La culture comme bien essentiel
Le gouvernement, en empêchant la réouverture des salles de spectacles, des cinémas, etc, sans alternative laisse entendre que la création culturelle matérielle n’est pas un bien essentiel.
Cela même si les chiffres de la consommation plus haut démontrent que les citoyens pensent le contraire.
Il est dit depuis longtemps par les sciences sociales que la culture est essentielle à toutes populations, et que la pratique et diffusion des arts permet à une population de s’épanouir, de se créer des codes communs, ainsi que de déconstruire certains schéma sociaux.
Si la culture ne rapporte pas autant d’argent que le voudrait le gouvernement, elle est essentielle dans les outils de compréhension du monde qu’elle nous donne, notamment pour comprendre ce qu’il faut changer.
Le poids économique direct de la culture s’est stabilisé autour de 2,3 % de l’ensemble de l’économie depuis 2013. Cependant, avec un budget de 3,6 milliards d’euros pour 2020 (budget allongé depuis pour faire face à la crise sanitaire), et près de 380 237 salariés des secteurs de l’enseignement culturel et du secteur marchand de la culture, la culture est un gros secteur économique (Insee, 2017).
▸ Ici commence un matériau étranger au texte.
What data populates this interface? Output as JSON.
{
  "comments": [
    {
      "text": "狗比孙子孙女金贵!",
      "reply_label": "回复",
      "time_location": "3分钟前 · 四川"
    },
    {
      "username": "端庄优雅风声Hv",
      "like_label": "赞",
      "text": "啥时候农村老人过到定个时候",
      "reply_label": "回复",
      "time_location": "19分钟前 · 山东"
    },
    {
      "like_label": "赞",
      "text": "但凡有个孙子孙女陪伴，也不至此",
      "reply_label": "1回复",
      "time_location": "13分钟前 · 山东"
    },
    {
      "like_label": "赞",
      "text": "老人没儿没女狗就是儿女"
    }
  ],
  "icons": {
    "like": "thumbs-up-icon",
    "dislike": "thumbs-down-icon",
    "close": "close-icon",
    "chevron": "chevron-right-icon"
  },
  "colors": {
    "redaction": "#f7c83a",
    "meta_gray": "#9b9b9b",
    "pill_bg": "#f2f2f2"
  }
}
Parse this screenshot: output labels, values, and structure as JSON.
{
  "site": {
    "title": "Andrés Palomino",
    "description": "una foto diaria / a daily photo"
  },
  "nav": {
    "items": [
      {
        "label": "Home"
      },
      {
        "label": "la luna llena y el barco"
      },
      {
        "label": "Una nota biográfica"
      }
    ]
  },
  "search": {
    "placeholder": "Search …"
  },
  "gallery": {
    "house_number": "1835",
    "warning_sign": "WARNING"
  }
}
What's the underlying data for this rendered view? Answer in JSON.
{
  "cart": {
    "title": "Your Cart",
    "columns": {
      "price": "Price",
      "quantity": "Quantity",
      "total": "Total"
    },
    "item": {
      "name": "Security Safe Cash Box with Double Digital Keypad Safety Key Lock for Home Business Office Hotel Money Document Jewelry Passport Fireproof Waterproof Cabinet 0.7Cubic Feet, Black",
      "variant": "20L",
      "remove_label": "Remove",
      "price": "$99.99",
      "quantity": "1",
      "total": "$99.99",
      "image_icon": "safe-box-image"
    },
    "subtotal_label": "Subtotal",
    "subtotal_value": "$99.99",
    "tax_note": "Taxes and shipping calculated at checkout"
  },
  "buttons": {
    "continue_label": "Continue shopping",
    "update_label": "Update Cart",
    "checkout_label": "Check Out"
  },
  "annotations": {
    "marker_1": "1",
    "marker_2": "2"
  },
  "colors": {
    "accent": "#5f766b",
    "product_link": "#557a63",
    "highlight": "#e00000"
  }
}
Un secteur qui bénéficie d’ailleurs d’une dynamique jeune car l’âge moyen est de 37 ans. Si ce secteur d’autre part n’est pas beaucoup syndiqué, il peut bien souvent être impliqué dans les mouvements sociaux. Même l’argument du maintien des activités économiques au détriment des loisirs et rencontres pour sauver l’économie ne tient pas vraiment quand on voit l’importance de la culture dans l’économie et l’emploi de notre pays.
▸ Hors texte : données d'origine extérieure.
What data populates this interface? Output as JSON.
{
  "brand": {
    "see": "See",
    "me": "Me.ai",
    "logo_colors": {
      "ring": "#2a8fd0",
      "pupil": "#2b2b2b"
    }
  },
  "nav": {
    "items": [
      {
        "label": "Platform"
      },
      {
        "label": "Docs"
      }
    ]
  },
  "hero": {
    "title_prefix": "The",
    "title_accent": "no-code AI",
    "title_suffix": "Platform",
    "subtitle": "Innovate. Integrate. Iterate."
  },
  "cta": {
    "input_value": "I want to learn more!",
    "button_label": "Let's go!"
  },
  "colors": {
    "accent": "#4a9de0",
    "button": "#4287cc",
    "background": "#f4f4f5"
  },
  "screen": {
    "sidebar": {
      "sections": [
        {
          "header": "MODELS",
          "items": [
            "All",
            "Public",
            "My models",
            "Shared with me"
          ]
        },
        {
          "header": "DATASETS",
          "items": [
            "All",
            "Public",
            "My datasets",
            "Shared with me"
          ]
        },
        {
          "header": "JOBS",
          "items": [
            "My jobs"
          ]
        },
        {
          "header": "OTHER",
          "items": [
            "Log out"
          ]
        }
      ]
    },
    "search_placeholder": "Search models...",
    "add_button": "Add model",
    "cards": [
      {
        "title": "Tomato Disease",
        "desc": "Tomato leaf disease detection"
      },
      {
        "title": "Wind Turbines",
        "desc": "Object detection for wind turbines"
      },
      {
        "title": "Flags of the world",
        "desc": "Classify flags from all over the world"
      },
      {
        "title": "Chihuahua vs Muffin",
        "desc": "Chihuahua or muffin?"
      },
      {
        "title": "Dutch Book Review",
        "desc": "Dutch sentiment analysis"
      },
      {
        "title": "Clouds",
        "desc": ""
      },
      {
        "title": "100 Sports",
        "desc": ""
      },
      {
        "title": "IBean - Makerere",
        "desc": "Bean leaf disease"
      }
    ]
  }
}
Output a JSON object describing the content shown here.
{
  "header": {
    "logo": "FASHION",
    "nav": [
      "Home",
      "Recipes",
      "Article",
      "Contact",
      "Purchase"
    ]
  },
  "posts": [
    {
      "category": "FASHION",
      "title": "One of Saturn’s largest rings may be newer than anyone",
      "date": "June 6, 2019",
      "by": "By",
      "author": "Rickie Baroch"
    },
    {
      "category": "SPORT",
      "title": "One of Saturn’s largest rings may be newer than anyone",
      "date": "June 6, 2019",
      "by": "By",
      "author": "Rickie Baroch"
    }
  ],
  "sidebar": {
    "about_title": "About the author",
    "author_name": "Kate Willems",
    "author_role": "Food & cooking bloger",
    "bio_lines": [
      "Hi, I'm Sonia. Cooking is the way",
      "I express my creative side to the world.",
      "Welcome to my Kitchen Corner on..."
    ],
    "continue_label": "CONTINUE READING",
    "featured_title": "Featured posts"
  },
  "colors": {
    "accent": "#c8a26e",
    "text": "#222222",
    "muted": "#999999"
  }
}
Qu’en est-il de la culture subversive ?
La culture, c’est aussi tout un monde de contestation artistique, qui depuis des mois peine à pouvoir se renouveler et se montrer.
En effet, si les géants de la diffusion de culture dématérialisée comme Netflix ont su bénéficier largement d’une augmentation de leur abonnement pendant le premier confinement (15,8 millions de nouveaux abonnés payants de janvier à mars, contre 9,6 millions sur la même période l’année dernière), ce n’est pas le cas de beaucoup d’autres plateformes diffusant des contenus plus contestataires, comme Imago et CinéMutins.
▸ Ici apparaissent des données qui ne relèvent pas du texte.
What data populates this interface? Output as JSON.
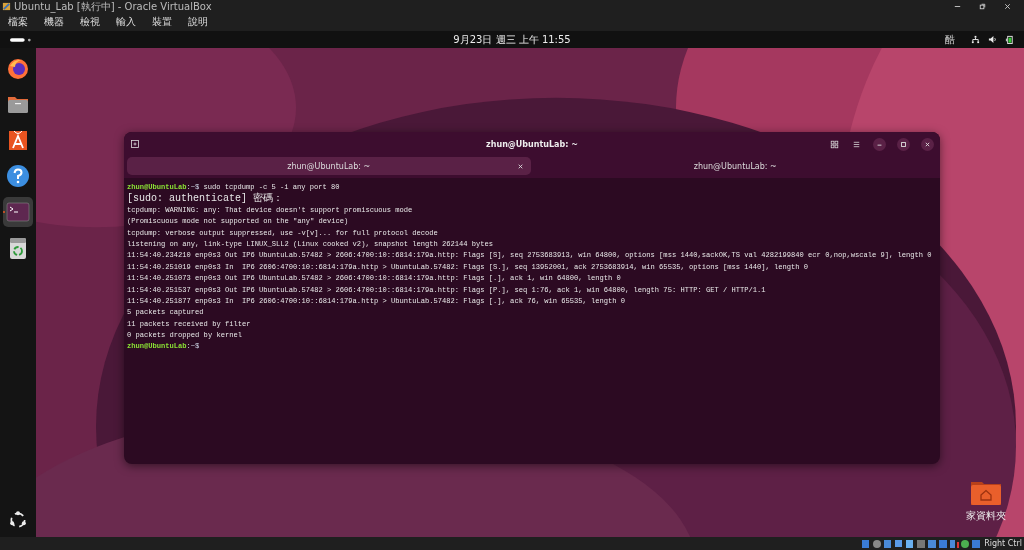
{
  "host_window": {
    "title": "Ubuntu_Lab [執行中] - Oracle VirtualBox"
  },
  "host_menu": [
    "檔案",
    "機器",
    "檢視",
    "輸入",
    "裝置",
    "說明"
  ],
  "top_bar": {
    "clock": "9月23日 週三 上午 11:55",
    "input_method": "酷"
  },
  "dock": {
    "items": [
      {
        "kind": "firefox",
        "running": false
      },
      {
        "kind": "files",
        "running": false
      },
      {
        "kind": "store",
        "running": false
      },
      {
        "kind": "help",
        "running": false
      },
      {
        "kind": "terminal",
        "running": true
      },
      {
        "kind": "trash",
        "running": false
      }
    ]
  },
  "terminal": {
    "title": "zhun@UbuntuLab: ~",
    "tabs": [
      {
        "label": "zhun@UbuntuLab: ~",
        "selected": true
      },
      {
        "label": "zhun@UbuntuLab: ~",
        "selected": false
      }
    ],
    "lines": [
      {
        "kind": "prompt",
        "user_host": "zhun@UbuntuLab",
        "sigil": ":~$",
        "command": "sudo tcpdump -c 5 -i any port 80"
      },
      {
        "kind": "output",
        "text": "[sudo: authenticate] 密碼："
      },
      {
        "kind": "output",
        "text": "tcpdump: WARNING: any: That device doesn't support promiscuous mode"
      },
      {
        "kind": "output",
        "text": "(Promiscuous mode not supported on the \"any\" device)"
      },
      {
        "kind": "output",
        "text": "tcpdump: verbose output suppressed, use -v[v]... for full protocol decode"
      },
      {
        "kind": "output",
        "text": "listening on any, link-type LINUX_SLL2 (Linux cooked v2), snapshot length 262144 bytes"
      },
      {
        "kind": "output",
        "text": "11:54:40.234210 enp0s3 Out IP6 UbuntuLab.57482 > 2606:4700:10::6814:179a.http: Flags [S], seq 2753683913, win 64800, options [mss 1440,sackOK,TS val 4282199840 ecr 0,nop,wscale 9], length 0"
      },
      {
        "kind": "output",
        "text": "11:54:40.251019 enp0s3 In  IP6 2606:4700:10::6814:179a.http > UbuntuLab.57482: Flags [S.], seq 13952001, ack 2753683914, win 65535, options [mss 1440], length 0"
      },
      {
        "kind": "output",
        "text": "11:54:40.251073 enp0s3 Out IP6 UbuntuLab.57482 > 2606:4700:10::6814:179a.http: Flags [.], ack 1, win 64800, length 0"
      },
      {
        "kind": "output",
        "text": "11:54:40.251537 enp0s3 Out IP6 UbuntuLab.57482 > 2606:4700:10::6814:179a.http: Flags [P.], seq 1:76, ack 1, win 64800, length 75: HTTP: GET / HTTP/1.1"
      },
      {
        "kind": "output",
        "text": "11:54:40.251877 enp0s3 In  IP6 2606:4700:10::6814:179a.http > UbuntuLab.57482: Flags [.], ack 76, win 65535, length 0"
      },
      {
        "kind": "output",
        "text": "5 packets captured"
      },
      {
        "kind": "output",
        "text": "11 packets received by filter"
      },
      {
        "kind": "output",
        "text": "0 packets dropped by kernel"
      },
      {
        "kind": "prompt",
        "user_host": "zhun@UbuntuLab",
        "sigil": ":~$"
      }
    ]
  },
  "desktop_icons": [
    {
      "label": "家資料夾"
    }
  ],
  "host_status": {
    "key": "Right Ctrl"
  }
}
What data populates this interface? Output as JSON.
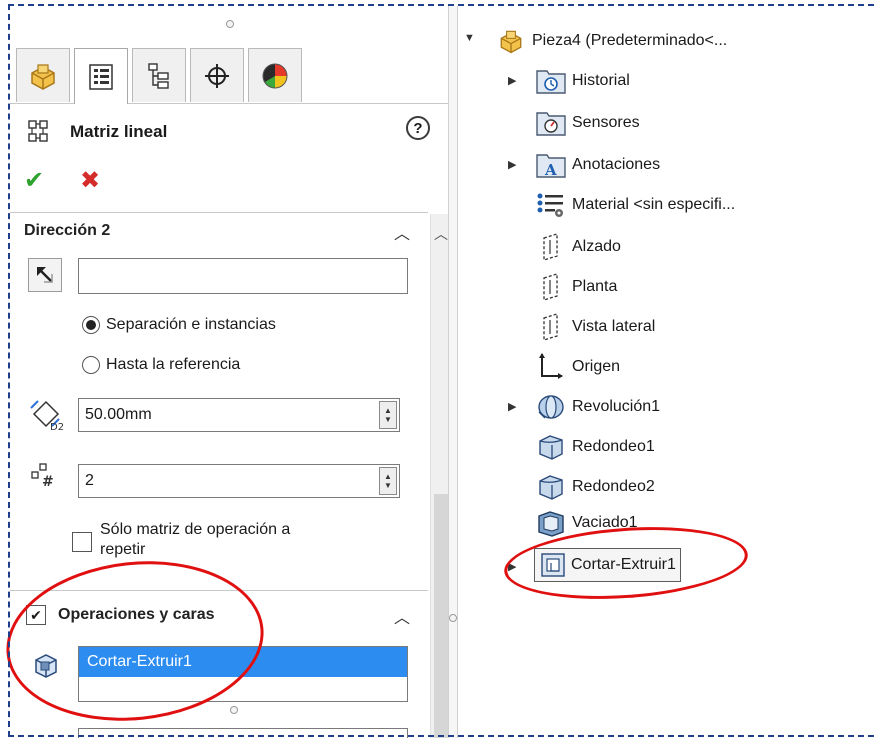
{
  "property_manager": {
    "title": "Matriz lineal",
    "help_glyph": "?",
    "ok_glyph": "✔",
    "cancel_glyph": "✖",
    "tabs": [
      {
        "icon": "part-icon"
      },
      {
        "icon": "property-manager-icon"
      },
      {
        "icon": "configuration-manager-icon"
      },
      {
        "icon": "dimxpert-icon"
      },
      {
        "icon": "display-manager-icon"
      }
    ],
    "direction2": {
      "title": "Dirección 2",
      "direction_value": "",
      "option_spacing": "Separación e instancias",
      "option_reference": "Hasta la referencia",
      "spacing_value": "50.00mm",
      "instances_value": "2",
      "only_seed_label_line1": "Sólo matriz de operación a",
      "only_seed_label_line2": "repetir"
    },
    "features_faces": {
      "title": "Operaciones y caras",
      "checked": true,
      "items": [
        "Cortar-Extruir1"
      ]
    }
  },
  "feature_tree": {
    "items": [
      {
        "label": "Pieza4  (Predeterminado<...",
        "icon": "part-icon",
        "arrow": "expanded"
      },
      {
        "label": "Historial",
        "icon": "history-folder-icon",
        "arrow": "collapsed"
      },
      {
        "label": "Sensores",
        "icon": "sensors-folder-icon",
        "arrow": ""
      },
      {
        "label": "Anotaciones",
        "icon": "annotations-folder-icon",
        "arrow": "collapsed"
      },
      {
        "label": "Material <sin especifi...",
        "icon": "material-icon",
        "arrow": ""
      },
      {
        "label": "Alzado",
        "icon": "plane-icon",
        "arrow": ""
      },
      {
        "label": "Planta",
        "icon": "plane-icon",
        "arrow": ""
      },
      {
        "label": "Vista lateral",
        "icon": "plane-icon",
        "arrow": ""
      },
      {
        "label": "Origen",
        "icon": "origin-icon",
        "arrow": ""
      },
      {
        "label": "Revolución1",
        "icon": "revolve-icon",
        "arrow": "collapsed"
      },
      {
        "label": "Redondeo1",
        "icon": "fillet-icon",
        "arrow": ""
      },
      {
        "label": "Redondeo2",
        "icon": "fillet-icon",
        "arrow": ""
      },
      {
        "label": "Vaciado1",
        "icon": "shell-icon",
        "arrow": ""
      },
      {
        "label": "Cortar-Extruir1",
        "icon": "cut-extrude-icon",
        "arrow": "collapsed"
      }
    ]
  },
  "colors": {
    "frame": "#1f3e8c",
    "highlight": "#e01010",
    "selection": "#2d8cef"
  }
}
Il en était de même l’été dernier, quand le Puy du Fou était autorisé à rouvrir ses portes (et cela même s’ il comptabilise plus de 900 visites par jour) mais pas les salles de spectacles, ainsi que certains événements plus petits. La culture, en tant qu’outil de luttes et d’espace de débat et de contradiction ne doit pas rester muselée par un gouvernement plutôt flou sur l’avenir du monde des arts.
Le gouvernement n’apporte aucune réponse
Au premier confinement comme au deuxième, nos dirigeants n’apportent que de mauvaises réponses aux questionnements et aux inquiétudes des acteurs de la culture.
D’abord en mai, Emmanuel Macron nous parle de “bon sens” et de créativité” en laissant dire qu’il faut “inventer d’autres formes de culture, un autre rapport avec le public”, en septembre celui-ci nous dit qu’il faut “enfourcher le tigre” sans aucune aide concrète apportée, pour ensuite annoncer la non réouverture des lieux culturels en décembre sans même chercher à trouver des solutions sanitaires permettant leur réouverture.
Ce n’est pas que notre gouvernement n’entend pas la colère des intermittents et des autres professionnels de la culture, c’est qu’il ne veut pas entendre. Considérer la culture comme non essentielle, c’est condamner un outil d’évolution des consciences et de représentation des problématiques sociétales à la mort. Espérons donc que les luttes du monde de la culture soient victorieuses et remettent la culture au rang qui lui est dû.